Simplifying expressions is an essential skill in algebra. It helps us transform complex expressions into simpler forms, making them easier to work with. The goal is to rewrite the expression in its simplest form. In our exercise, we started with the expression \(9x + x + 3 + 7\). This expression is cluttered with multiple terms, including variables and constants. By simplifying, we aim to combine all like terms and get rid of any redundancies.

• Identify like terms, which in our case are the terms involving \(x\): \(9x\) and \(x\).
• Combine these terms to reduce the expression to a cleaner form: \(10x\).
• Look at the constants, \(3\) and \(7\), and sum them to further simplify: \(10\).
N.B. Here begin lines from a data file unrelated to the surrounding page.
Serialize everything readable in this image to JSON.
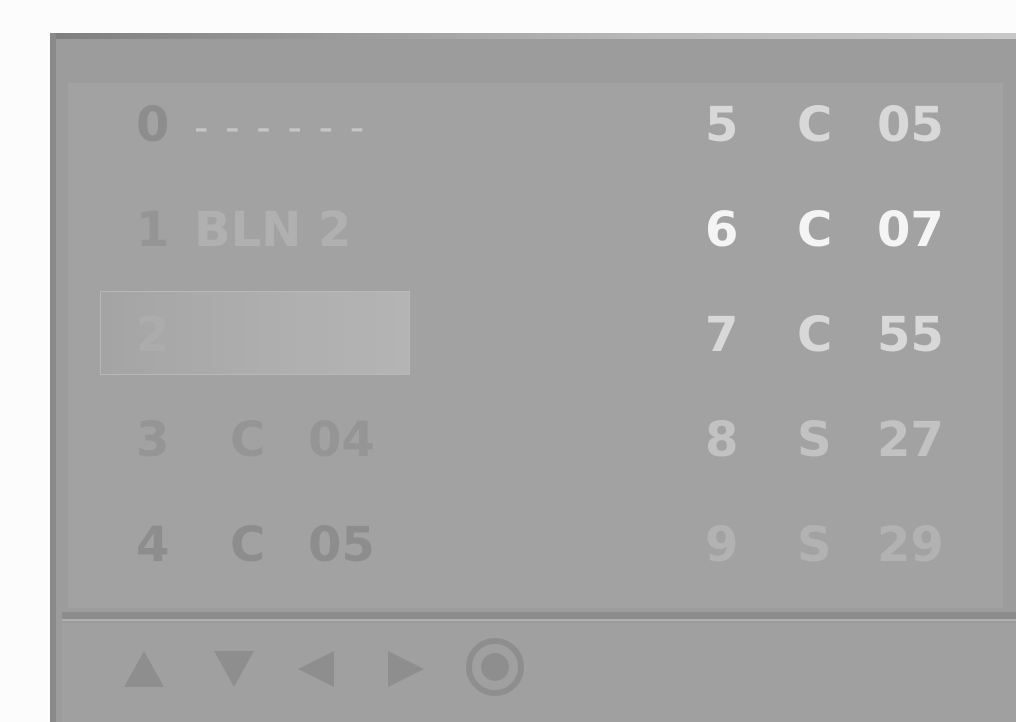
{
  "program_list": {
    "left_column": [
      {
        "number": "0",
        "type": "",
        "name": "- - - - - -"
      },
      {
        "number": "1",
        "type": "",
        "name": "BLN 2"
      },
      {
        "number": "2",
        "type": "",
        "name": ""
      },
      {
        "number": "3",
        "type": "C",
        "name": "04"
      },
      {
        "number": "4",
        "type": "C",
        "name": "05"
      }
    ],
    "right_column": [
      {
        "number": "5",
        "type": "C",
        "name": "05"
      },
      {
        "number": "6",
        "type": "C",
        "name": "07"
      },
      {
        "number": "7",
        "type": "C",
        "name": "55"
      },
      {
        "number": "8",
        "type": "S",
        "name": "27"
      },
      {
        "number": "9",
        "type": "S",
        "name": "29"
      }
    ],
    "selected_index": 2
  },
  "footer": {
    "icons": [
      "up-arrow-icon",
      "down-arrow-icon",
      "left-arrow-icon",
      "right-arrow-icon",
      "ok-button-icon"
    ]
  },
  "colors": {
    "panel": "#9c9c9c",
    "highlight": "#b0b0b0",
    "text_white": "#f4f4f4"
  }
}
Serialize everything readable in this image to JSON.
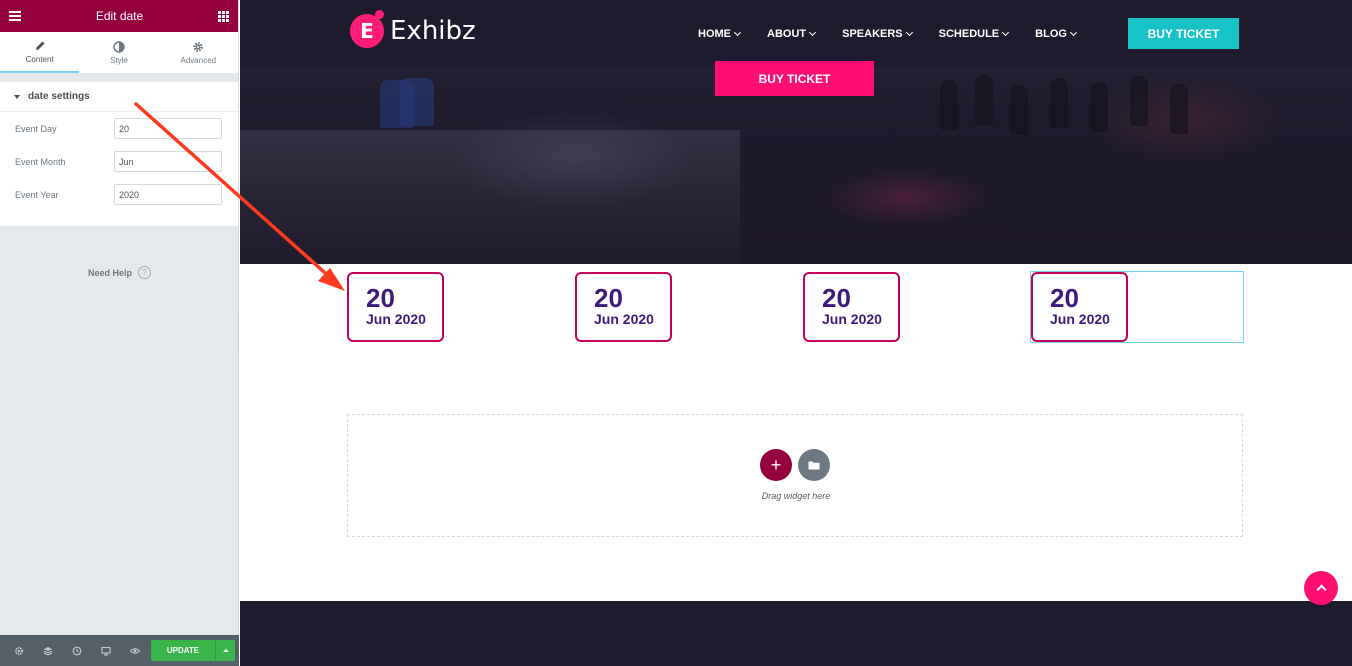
{
  "editor": {
    "title": "Edit date",
    "tabs": [
      {
        "label": "Content",
        "icon": "pencil-icon"
      },
      {
        "label": "Style",
        "icon": "contrast-icon"
      },
      {
        "label": "Advanced",
        "icon": "gear-icon"
      }
    ],
    "section_title": "date settings",
    "fields": [
      {
        "label": "Event Day",
        "value": "20"
      },
      {
        "label": "Event Month",
        "value": "Jun"
      },
      {
        "label": "Event Year",
        "value": "2020"
      }
    ],
    "need_help": "Need Help",
    "help_icon": "?",
    "update_label": "UPDATE"
  },
  "site": {
    "brand": "Exhibz",
    "logo_letter": "E",
    "nav": [
      "HOME",
      "ABOUT",
      "SPEAKERS",
      "SCHEDULE",
      "BLOG"
    ],
    "nav_button": "BUY TICKET",
    "hero_button": "BUY TICKET",
    "dates": [
      {
        "day": "20",
        "month_year": "Jun 2020"
      },
      {
        "day": "20",
        "month_year": "Jun 2020"
      },
      {
        "day": "20",
        "month_year": "Jun 2020"
      },
      {
        "day": "20",
        "month_year": "Jun 2020"
      }
    ],
    "drop_text": "Drag widget here",
    "drop_add": "+"
  },
  "colors": {
    "editor_brand": "#93003c",
    "accent_pink": "#ff0f71",
    "accent_teal": "#17c3c7",
    "date_border": "#c4005a",
    "date_text": "#3d1a7a",
    "update_green": "#39b54a"
  }
}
This simplification process results in a much neater expression: \(10x + 10\). By reducing the number of terms and operations, we make it easier to perform further algebraic manipulations, such as evaluating its value for a given variable.
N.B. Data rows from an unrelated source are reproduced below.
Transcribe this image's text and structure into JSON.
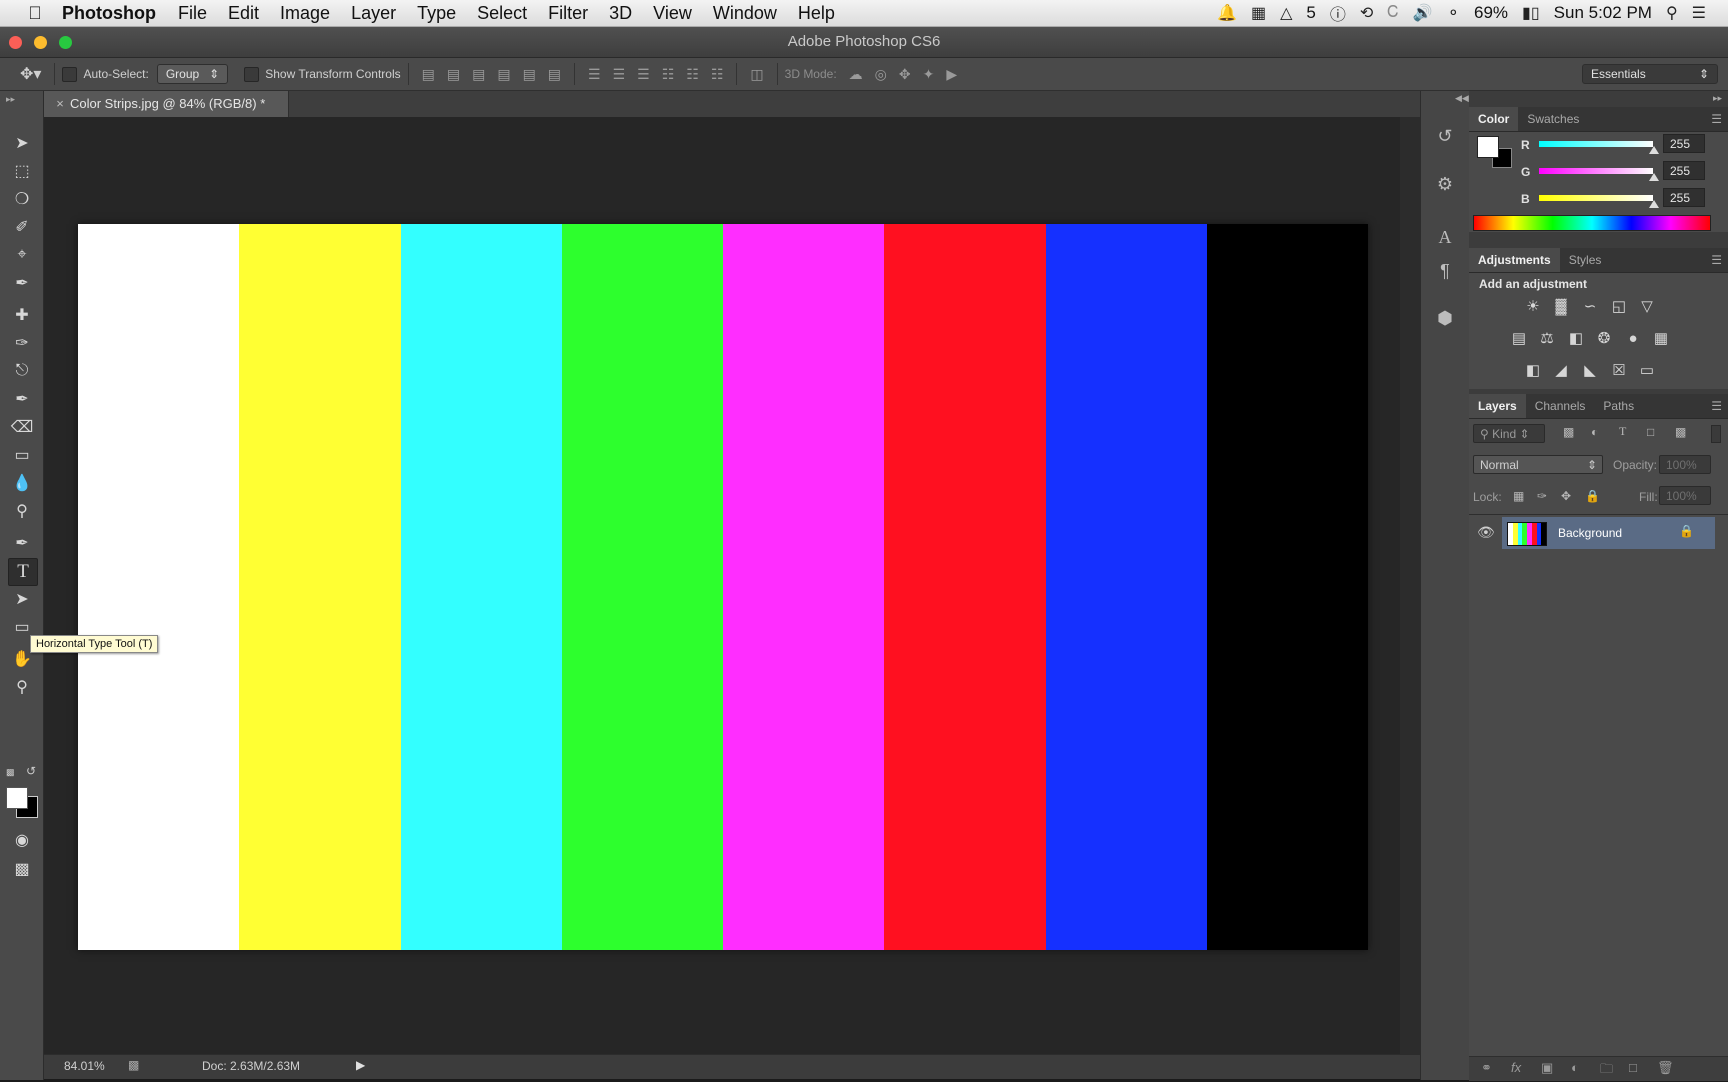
{
  "menubar": {
    "app_name": "Photoshop",
    "menus": [
      "File",
      "Edit",
      "Image",
      "Layer",
      "Type",
      "Select",
      "Filter",
      "3D",
      "View",
      "Window",
      "Help"
    ],
    "status": {
      "adobe_badge_count": "5",
      "battery_percent": "69%",
      "clock": "Sun 5:02 PM"
    }
  },
  "window": {
    "title": "Adobe Photoshop CS6"
  },
  "options_bar": {
    "auto_select_label": "Auto-Select:",
    "auto_select_value": "Group",
    "show_transform_label": "Show Transform Controls",
    "mode_3d_label": "3D Mode:",
    "workspace": "Essentials"
  },
  "document": {
    "tab_title": "Color Strips.jpg @ 84% (RGB/8) *",
    "strip_colors": [
      "#ffffff",
      "#ffff33",
      "#33ffff",
      "#2dff2d",
      "#ff2dff",
      "#ff1020",
      "#1530ff",
      "#000000"
    ]
  },
  "tooltip": "Horizontal Type Tool (T)",
  "status_bar": {
    "zoom": "84.01%",
    "doc_size": "Doc: 2.63M/2.63M"
  },
  "color_panel": {
    "tabs": [
      "Color",
      "Swatches"
    ],
    "channels": [
      {
        "label": "R",
        "value": "255",
        "color": "#28e6e6"
      },
      {
        "label": "G",
        "value": "255",
        "color": "#e628e6"
      },
      {
        "label": "B",
        "value": "255",
        "color": "#f0f028"
      }
    ]
  },
  "adjustments_panel": {
    "tabs": [
      "Adjustments",
      "Styles"
    ],
    "heading": "Add an adjustment"
  },
  "layers_panel": {
    "tabs": [
      "Layers",
      "Channels",
      "Paths"
    ],
    "filter_kind": "Kind",
    "blend_mode": "Normal",
    "opacity_label": "Opacity:",
    "opacity_value": "100%",
    "lock_label": "Lock:",
    "fill_label": "Fill:",
    "fill_value": "100%",
    "layers": [
      {
        "name": "Background"
      }
    ]
  }
}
Combining like terms is a fundamental technique used to condense algebraic expressions. Like terms are terms that have the same variable raised to the same power. In the exercise, we encountered the terms \(9x\) and \(x\). Both of these terms are like terms because they involve the same variable \(x\) raised to the same power (which is 1, since no exponent is shown).

• Add the coefficients of the like terms directly. For example, \(9x + x\) becomes \(10x\), because \(1x\) is the same as \(x\).
• The combination process streamlines the expression, enabling easier calculations.

This technique is not only used to simplify, but also critical in solving equations. By mastering combining like terms, you develop a key proficiency that applies across different areas of algebra. This skill is particularly useful when manipulating expressions that are to be solved or evaluated.

Evaluating algebraic expressions involves substituting a specific value for the variable and calculating the result. It's like solving a puzzle where each variable is replaced by a given number. In our exercise, we needed to find the expression's value at \(x = 3\).

• Start by substituting the given value into the simplified expression. Here, \(10x + 10\) becomes \(10(3) + 10\).
• Proceed to perform the arithmetic operations: Multiply \(10\) by \(3\) to get \(30\), then add \(10\) resulting in \(40\).

Evaluating expressions is a straight-forward process once you've simplified them. This method is beneficial for verifying solutions and understanding how expressions change based on variable values. It is a practical application that appears in various math problems, emphasizing the necessity of accuracy in arithmetic and algebraic manipulation.